Afterwards, I thought that it was strange that coming from what is seen as a Christian country (the UK) and quite possibly a Christian myself, my colleagues had never thought it either inappropriate for me to participate or something that I wouldn’t want to take part in. Indeed, they appeared enthusiastic for me to participate.
Cambodia is largely homogenous in ethnicity, religion and culture, much more so than Australia. One of the first things to strike me about Australia was the number of white people speaking non-English languages in the street – Greek, Italian, German, Croat, Serb etc. There are also large communities of Vietnamese, Chinese, Africans and Indians. Australia is, to an extent, a country that is made up of people from other countries, giving it an opportunity to enjoy an array of cultures and celebration.
A friend’s workplace was having a celebration for Diwali as they have many Indian – Australian Hindus working there. However, it was re-branded “Culture Day” in an attempt to avoid offending anybody. Rather than being offended by celebrating a day of importance to his colleagues, my friend was more puzzled by thought that he would be offended. And of course, he was humoured that whilst it was now a nondescript “Culture Day”, his idea of wearing kilts and eating haggis didn’t fit with the vision of the organisers.
By denying the Diwali aspect of that day, we deny people the chance to wholly share the meaning and significance of Diwali, and people like my friend have less of an opportunity to learn about Diwali and the role it plays within the lives of Hindus.

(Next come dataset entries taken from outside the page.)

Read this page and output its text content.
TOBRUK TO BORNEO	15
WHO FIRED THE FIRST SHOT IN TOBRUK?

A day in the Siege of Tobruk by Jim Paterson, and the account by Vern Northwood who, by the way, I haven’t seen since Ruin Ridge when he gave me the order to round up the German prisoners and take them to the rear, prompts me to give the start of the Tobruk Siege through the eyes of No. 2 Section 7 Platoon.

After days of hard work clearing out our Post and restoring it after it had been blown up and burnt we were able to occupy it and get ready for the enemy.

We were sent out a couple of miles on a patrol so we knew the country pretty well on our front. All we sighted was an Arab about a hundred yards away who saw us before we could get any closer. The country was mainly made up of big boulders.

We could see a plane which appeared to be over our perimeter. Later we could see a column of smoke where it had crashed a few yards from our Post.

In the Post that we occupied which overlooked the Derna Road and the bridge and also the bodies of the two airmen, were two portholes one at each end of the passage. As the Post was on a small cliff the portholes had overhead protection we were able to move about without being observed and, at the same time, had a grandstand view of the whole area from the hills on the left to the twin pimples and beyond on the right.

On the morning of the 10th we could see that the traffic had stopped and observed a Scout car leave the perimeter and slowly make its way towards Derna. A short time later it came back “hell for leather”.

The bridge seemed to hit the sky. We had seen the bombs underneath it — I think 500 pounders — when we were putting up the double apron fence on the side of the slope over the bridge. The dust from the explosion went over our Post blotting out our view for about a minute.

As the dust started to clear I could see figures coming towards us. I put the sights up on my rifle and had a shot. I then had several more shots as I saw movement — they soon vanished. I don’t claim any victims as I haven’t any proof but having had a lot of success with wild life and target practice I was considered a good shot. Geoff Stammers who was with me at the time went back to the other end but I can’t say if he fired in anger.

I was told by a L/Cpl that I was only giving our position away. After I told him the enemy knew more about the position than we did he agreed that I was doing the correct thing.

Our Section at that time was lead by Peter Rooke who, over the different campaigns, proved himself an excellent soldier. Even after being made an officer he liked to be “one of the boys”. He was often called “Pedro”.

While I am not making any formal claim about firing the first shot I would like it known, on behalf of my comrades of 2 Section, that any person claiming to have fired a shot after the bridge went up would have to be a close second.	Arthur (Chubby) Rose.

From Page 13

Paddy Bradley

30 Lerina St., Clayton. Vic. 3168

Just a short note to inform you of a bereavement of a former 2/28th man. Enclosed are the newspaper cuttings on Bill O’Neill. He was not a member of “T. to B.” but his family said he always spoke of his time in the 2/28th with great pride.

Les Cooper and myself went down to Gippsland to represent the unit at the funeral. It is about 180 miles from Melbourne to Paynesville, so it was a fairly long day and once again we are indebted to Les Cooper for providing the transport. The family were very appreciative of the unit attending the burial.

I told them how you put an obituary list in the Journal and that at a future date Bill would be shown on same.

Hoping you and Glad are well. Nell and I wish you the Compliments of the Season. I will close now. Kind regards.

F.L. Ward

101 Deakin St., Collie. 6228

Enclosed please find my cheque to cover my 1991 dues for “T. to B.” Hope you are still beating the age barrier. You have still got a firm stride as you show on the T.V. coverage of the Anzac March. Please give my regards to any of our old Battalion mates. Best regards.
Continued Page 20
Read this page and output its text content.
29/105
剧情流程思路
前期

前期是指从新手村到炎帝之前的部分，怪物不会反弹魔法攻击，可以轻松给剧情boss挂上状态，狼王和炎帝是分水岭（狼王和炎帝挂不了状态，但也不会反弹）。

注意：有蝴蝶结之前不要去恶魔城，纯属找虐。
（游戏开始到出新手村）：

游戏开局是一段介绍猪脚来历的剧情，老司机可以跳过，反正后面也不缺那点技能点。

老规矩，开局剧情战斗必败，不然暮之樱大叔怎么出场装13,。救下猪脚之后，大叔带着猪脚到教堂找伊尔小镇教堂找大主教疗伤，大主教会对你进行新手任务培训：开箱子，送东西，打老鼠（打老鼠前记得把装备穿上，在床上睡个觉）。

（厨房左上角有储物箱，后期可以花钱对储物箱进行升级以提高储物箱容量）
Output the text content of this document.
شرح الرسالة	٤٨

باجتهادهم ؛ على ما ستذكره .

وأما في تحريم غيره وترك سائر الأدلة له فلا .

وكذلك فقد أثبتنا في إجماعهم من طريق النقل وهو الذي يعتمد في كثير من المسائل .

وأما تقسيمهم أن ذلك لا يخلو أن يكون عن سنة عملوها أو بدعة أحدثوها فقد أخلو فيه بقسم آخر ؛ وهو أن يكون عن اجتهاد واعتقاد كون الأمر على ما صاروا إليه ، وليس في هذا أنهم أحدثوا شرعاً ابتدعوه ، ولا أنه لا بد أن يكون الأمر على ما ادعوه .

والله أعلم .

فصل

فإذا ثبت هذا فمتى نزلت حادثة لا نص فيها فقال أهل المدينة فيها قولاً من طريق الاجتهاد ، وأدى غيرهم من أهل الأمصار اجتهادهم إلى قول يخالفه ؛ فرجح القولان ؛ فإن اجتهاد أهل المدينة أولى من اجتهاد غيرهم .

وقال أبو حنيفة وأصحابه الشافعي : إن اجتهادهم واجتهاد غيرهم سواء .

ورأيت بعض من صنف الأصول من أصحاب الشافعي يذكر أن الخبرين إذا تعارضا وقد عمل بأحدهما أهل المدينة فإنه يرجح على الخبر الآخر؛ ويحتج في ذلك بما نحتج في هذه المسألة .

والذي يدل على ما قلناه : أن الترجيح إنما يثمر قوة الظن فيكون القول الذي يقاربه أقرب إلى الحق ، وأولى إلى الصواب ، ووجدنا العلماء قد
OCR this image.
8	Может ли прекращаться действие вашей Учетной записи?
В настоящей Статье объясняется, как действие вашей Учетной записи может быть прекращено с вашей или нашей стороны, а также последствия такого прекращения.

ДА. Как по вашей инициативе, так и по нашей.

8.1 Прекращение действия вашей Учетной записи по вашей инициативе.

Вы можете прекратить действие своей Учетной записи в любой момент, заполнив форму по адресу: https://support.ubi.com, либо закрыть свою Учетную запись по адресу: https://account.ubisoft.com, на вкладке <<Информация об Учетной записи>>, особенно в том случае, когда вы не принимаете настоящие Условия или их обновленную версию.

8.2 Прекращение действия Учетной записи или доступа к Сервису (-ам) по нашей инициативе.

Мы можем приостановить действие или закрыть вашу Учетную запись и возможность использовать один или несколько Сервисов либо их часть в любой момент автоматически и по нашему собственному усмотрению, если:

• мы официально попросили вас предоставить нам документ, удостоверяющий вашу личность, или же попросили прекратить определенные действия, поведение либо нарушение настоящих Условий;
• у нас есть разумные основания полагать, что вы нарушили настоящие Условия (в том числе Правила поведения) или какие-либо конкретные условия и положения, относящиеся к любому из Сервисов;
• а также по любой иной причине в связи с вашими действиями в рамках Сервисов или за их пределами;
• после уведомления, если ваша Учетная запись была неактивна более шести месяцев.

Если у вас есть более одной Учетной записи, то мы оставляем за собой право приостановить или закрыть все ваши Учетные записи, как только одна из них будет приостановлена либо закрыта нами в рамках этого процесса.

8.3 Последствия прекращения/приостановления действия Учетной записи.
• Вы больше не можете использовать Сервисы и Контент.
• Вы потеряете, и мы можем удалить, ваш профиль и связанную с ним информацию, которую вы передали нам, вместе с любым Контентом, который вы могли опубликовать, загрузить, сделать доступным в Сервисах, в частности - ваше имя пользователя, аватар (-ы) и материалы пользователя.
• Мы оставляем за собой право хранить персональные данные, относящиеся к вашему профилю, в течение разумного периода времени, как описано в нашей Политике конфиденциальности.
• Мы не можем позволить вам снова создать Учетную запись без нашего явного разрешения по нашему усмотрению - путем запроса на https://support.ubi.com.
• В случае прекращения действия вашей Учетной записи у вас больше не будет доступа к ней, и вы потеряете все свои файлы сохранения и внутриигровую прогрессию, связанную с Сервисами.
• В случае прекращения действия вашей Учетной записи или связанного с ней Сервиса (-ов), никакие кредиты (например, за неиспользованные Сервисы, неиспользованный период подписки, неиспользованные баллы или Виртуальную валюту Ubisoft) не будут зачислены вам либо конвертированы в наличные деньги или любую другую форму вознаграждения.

Rather than celebrating a culture, that decision was akin to hiding one.
At Christmas time, there are odd instances where people have avoided using the word Christmas so, instead, there are end-of-year office parties held and season’s greetings are given. Of course for many people, such as Chinese, South-East Asians and Jews, December is not the end of the year and in Melbourne, you could be greeting what feels like a new season every hour. The opportunity for Australia is to work out how it can embrace the differences that the various cultures have, rather than trying to ignore or hide them.
I think most find it tricky when trying to understand the government’s role; which religious/cultural occasions should be celebrated and recognised, and which should not? Should schools be closed for Diwali as well as for Christmas? However, government is not integral to whether we celebrate these events or not – we have the choice to do so by ourselves involving friends and neighbours if we choose. That is one of the good things about living in a democracy.
And in terms of those difficult questions that do arise, this is precisely why democracies were invented – to have those debates and make those decisions. If we try to avoid such questions by emptying events or customs of their cultural heritage and meaning, the loss is greater than the risk of offence. We lose the opportunity for people to share the different cultures with which we live. If we cannot share then it becomes much harder to understand and subsequently much harder for these cultures to live together.
As my second Khmer New Year approached (in April by the way), my colleagues were again enthusiastic for me to participate in the blessing by the monks. Even if I did not understand the blessing, I began to understand why they wanted me to participate. They wanted me to know about their culture, their history and their way of living so that we could be closer. Whilst sitting there, contorted and twisted with water being flicked onto my face, I felt genuinely lucky to be experiencing Khmer culture. I hope that Australia will afford me the same opportunities.